В конце II тыс. до н.э. на юге Средней Азии, в Иране и Афганистане распространяется орнаментация посуды налепными валиками. Сосуды с вали­ками найдены в Тепе Гияне (рис. 51, 57, 58), откуда происходят также типично степные двукольчатые удила, псалии и бляшки с петелькой [Contenau, Ghirshman, 1935, с. 8,13], что Р.Гиршман первоначально связывал с миграцией всадников-иранцев из степей. В Афганистане на Тилля-Тепе присутствует леп­ная керамика с налепными валиками [Сарианиди, 1972, рис. 7, 2, 9, 1, 12, 1, 22, 4]. Аналогичная посуда входит в комплексы XI—IX в. до н.э. Туркмении (Яз I), Узбекистана (Кучук), Таджикистана (Карим- Берды, где найден также кельт казахстанского типа) [Массон, 1959; Аскаров, Альбаум, 1979, Виноградо­ва, Кузьмина, 1986]. Распространение на юге моды на орнаментацию посуды налепными валиками, технологически не оправданной на гончарной керамике и представляющей имитацию лепной, и появление металлических изделий, при­надлежащих и по типу, и по составу (высокооловянистая бронза) к продукции северных металлургических очагов и не имеющих прототипов в переднеазиат-ских культурах, указывают на основное направление миграций в XII—IX в. до н.э., шедших с севера на юг, с территории степей.

Доказательства активизировавшихся контактов выявлены и в степной зоне. Посуда времени поздней Намазга VI, сделанная на гончарном круге или под­ражающая ей по форме, найдена на позднефедоровском поселении Павловка [Малютина, 1985; 1991]; позднем могильнике Таутары в Южном Казахстане [Максимова, 1962], на поселение Биен в Семиречье [Карабаспакова, 1987, с. 96] и в Центральном Казахстане на поселениях Кент и Мыржик и в могильнике Тасырбай [Варфоломеев, 1991, с. 15,17] в комплексе с алексеевской.
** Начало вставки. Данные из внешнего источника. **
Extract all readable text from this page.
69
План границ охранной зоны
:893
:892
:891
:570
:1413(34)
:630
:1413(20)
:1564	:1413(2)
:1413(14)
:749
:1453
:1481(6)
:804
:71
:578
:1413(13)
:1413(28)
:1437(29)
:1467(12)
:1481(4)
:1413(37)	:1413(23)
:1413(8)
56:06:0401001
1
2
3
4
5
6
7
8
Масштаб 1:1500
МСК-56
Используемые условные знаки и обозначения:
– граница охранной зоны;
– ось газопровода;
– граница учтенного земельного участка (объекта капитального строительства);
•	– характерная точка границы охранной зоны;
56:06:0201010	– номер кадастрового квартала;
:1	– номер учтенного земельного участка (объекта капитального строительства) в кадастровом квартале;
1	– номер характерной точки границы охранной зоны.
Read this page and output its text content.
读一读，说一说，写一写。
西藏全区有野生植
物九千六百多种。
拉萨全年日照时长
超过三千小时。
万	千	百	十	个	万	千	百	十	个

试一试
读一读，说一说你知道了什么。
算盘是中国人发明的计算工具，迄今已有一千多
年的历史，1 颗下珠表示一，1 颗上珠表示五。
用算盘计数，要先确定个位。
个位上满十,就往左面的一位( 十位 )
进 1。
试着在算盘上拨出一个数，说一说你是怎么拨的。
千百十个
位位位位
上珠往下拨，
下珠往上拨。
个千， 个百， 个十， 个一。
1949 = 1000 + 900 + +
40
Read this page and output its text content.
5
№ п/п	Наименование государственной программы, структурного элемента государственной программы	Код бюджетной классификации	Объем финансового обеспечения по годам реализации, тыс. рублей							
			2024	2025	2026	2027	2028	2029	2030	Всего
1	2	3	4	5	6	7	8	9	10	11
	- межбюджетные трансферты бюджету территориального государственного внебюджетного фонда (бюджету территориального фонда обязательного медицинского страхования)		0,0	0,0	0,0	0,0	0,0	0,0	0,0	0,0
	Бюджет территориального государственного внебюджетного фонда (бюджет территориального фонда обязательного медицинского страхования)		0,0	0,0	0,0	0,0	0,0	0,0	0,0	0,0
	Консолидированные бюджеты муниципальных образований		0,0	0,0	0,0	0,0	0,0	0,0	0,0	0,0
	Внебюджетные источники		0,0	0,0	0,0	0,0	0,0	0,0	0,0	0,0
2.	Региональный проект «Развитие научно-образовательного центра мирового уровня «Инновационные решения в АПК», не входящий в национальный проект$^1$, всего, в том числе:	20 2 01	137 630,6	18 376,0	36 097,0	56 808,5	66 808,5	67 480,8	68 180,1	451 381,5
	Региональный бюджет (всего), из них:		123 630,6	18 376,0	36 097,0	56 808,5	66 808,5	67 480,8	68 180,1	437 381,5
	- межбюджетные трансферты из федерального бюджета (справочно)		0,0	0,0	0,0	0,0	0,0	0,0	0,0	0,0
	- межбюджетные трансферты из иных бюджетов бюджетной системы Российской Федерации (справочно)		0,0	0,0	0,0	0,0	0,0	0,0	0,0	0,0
Сочетание в Кенте большого числа изделий, надежно датирующихся по европейской шкале XII (ХШ)-Х вв. до н.э., дает основания для установления хронологии Намазга VI. Станковая посуда совместно с алексеевской встречена также на ряде посе­лений Алтая (Калиновка 4, Курейка 3) [Иванов, 1987; 1989; Удодов, 1988; Кирюшин, Лузин, 1990; Кирюшин и др., 1990, с. 117,122]. Обращает внимание то, что она есть только в районах рудных месторождений на торговых путях.
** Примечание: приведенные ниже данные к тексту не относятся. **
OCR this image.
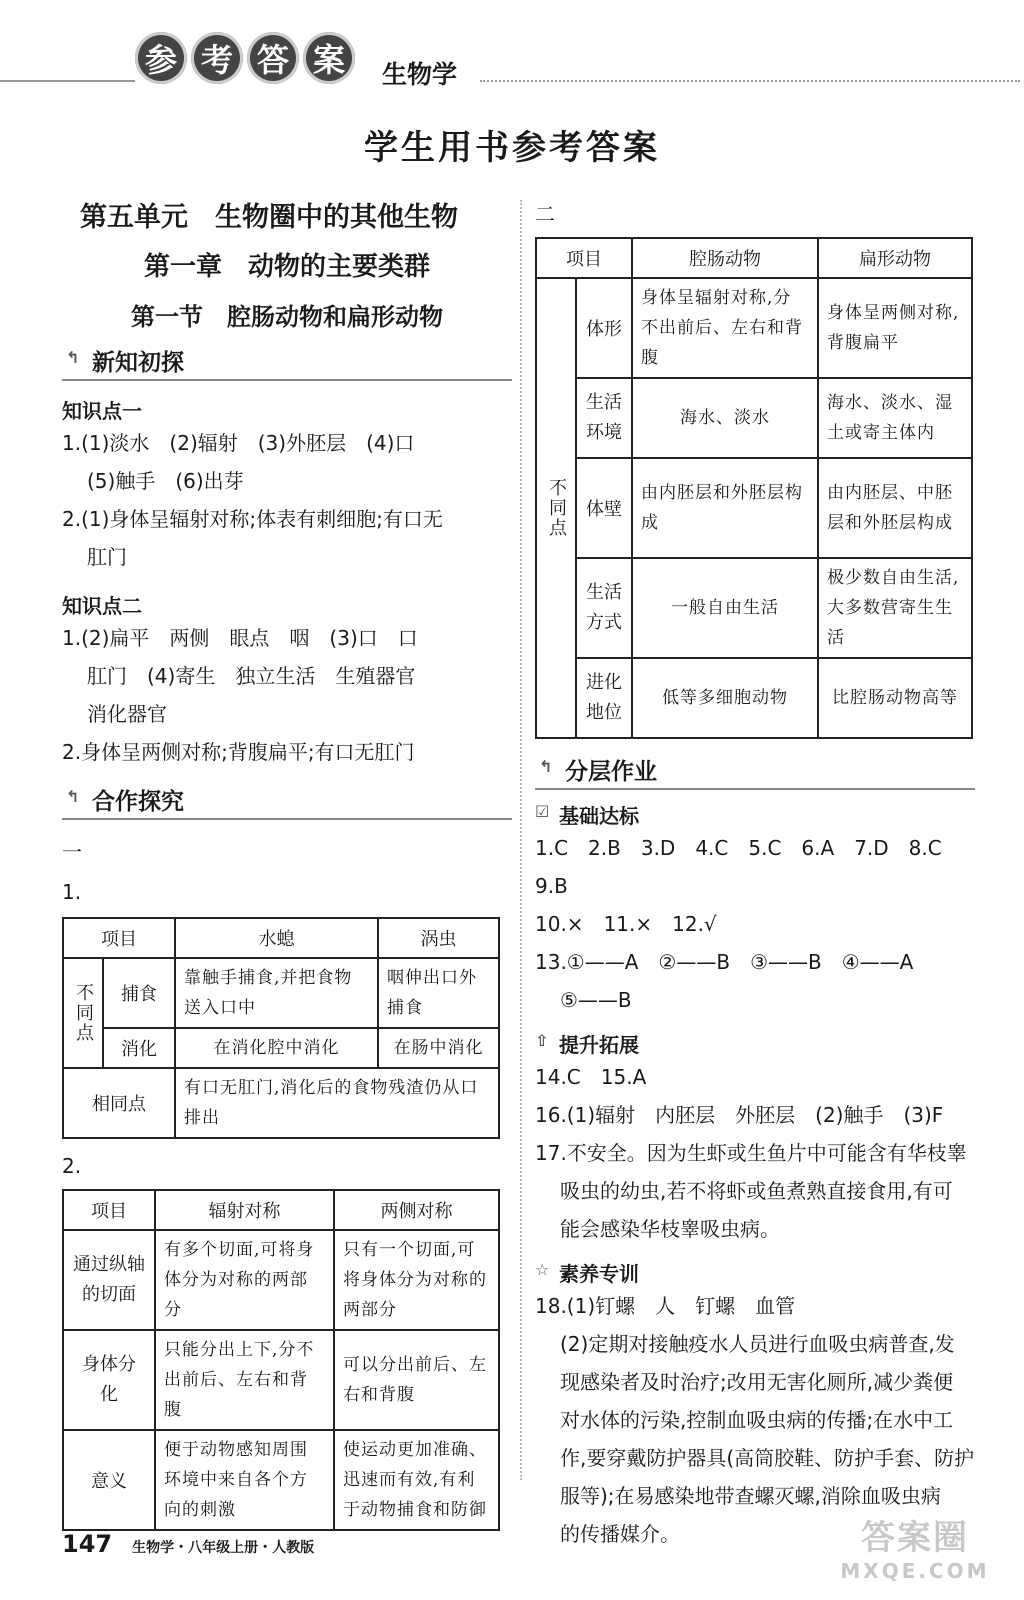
参 考 答 案	生物学
学生用书参考答案
第五单元　生物圈中的其他生物
第一章　动物的主要类群
第一节　腔肠动物和扁形动物
↰ 新知初探
知识点一
1.(1)淡水　(2)辐射　(3)外胚层　(4)口
(5)触手　(6)出芽
2.(1)身体呈辐射对称;体表有刺细胞;有口无
肛门
知识点二
1.(2)扁平　两侧　眼点　咽　(3)口　口
肛门　(4)寄生　独立生活　生殖器官
消化器官
2.身体呈两侧对称;背腹扁平;有口无肛门
↰ 合作探究
一
1.
项目		水螅	涡虫
不同点	捕食	靠触手捕食,并把食物送入口中	咽伸出口外捕食
	消化	在消化腔中消化	在肠中消化
相同点		有口无肛门,消化后的食物残渣仍从口排出	
2.
项目	辐射对称	两侧对称
通过纵轴的切面	有多个切面,可将身体分为对称的两部分	只有一个切面,可将身体分为对称的两部分
身体分化	只能分出上下,分不出前后、左右和背腹	可以分出前后、左右和背腹
意义	便于动物感知周围环境中来自各个方向的刺激	使运动更加准确、迅速而有效,有利于动物捕食和防御
二
项目		腔肠动物	扁形动物
不同点	体形	身体呈辐射对称,分不出前后、左右和背腹	身体呈两侧对称,背腹扁平
	生活环境	海水、淡水	海水、淡水、湿土或寄主体内
	体壁	由内胚层和外胚层构成	由内胚层、中胚层和外胚层构成
	生活方式	一般自由生活	极少数自由生活,大多数营寄生生活
	进化地位	低等多细胞动物	比腔肠动物高等
↰ 分层作业
☑ 基础达标
1.C　2.B　3.D　4.C　5.C　6.A　7.D　8.C
9.B
10.×　11.×　12.√
13.①——A　②——B　③——B　④——A
⑤——B
⇧ 提升拓展
14.C　15.A
16.(1)辐射　内胚层　外胚层　(2)触手　(3)F
17.不安全。因为生虾或生鱼片中可能含有华枝睾
吸虫的幼虫,若不将虾或鱼煮熟直接食用,有可
能会感染华枝睾吸虫病。
☆ 素养专训
18.(1)钉螺　人　钉螺　血管
(2)定期对接触疫水人员进行血吸虫病普查,发
现感染者及时治疗;改用无害化厕所,减少粪便
对水体的污染,控制血吸虫病的传播;在水中工
作,要穿戴防护器具(高筒胶鞋、防护手套、防护
服等);在易感染地带查螺灭螺,消除血吸虫病
的传播媒介。
147 生物学・八年级上册・人教版	答案圈
MXQE.COM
Керамика чустской культуры была найдена в погребении Дахана в Фергане [Салтовская, 1978] и в Центральном Казахстане в могильниках Актопрак и Мирзашокы [Варфоломеев, 1991, с. 16]. Таким образом, в эпоху поздней брон­зы фиксируются разносторонние контакты пастушеского и земледельческого населения.

Данные антропологии

Для верификации выдвинутой гипотезы большое значение имеют данные антропологии. В антропологических материалах могильников Тасты-Бутак, Турсумбай, Хабарное и др. находит подтверждение близкое родство западноан-дроновского населения со срубным в контактной зоне от Заволжья вплоть до Центрального Казахстана [Дебец, 1954, с. 489—492; Гинзбург, 1956а; Дурново, 1970; Алексеев, 19646, с. 22, 23, 1967; Рудь, 1981]. В то же время на большей


части ареала господствует европеоидный, но более массивный, так называемый памиро-ферганский или андроновский тип, зафиксированный на Урале, по все­му Казахстану, в Фергане и вплоть до Саяно-Алтая и Минусинской котловины [Дебец, 1948; Левин, 1954; Гинзбург, 1957; 1962а; Алексеев, 1961а; 1961в; 1967; Трофимова, 1962а; Гохман, 1973; 1980; Рыкушина, 1976; 1979]. Б Сибири этот тип появляется в результате миграции с запада, из Казахстана [Дебец, 1948, с. 70, 76; Дремов, 1973]. На северной периферии андроновского ареала отмеча­ются европеоидные черепа с незначительной примесью монголоидных черт, видимо, за счет участия сибирских народов [Дремов, 1972; Шевченко, 1976-1980].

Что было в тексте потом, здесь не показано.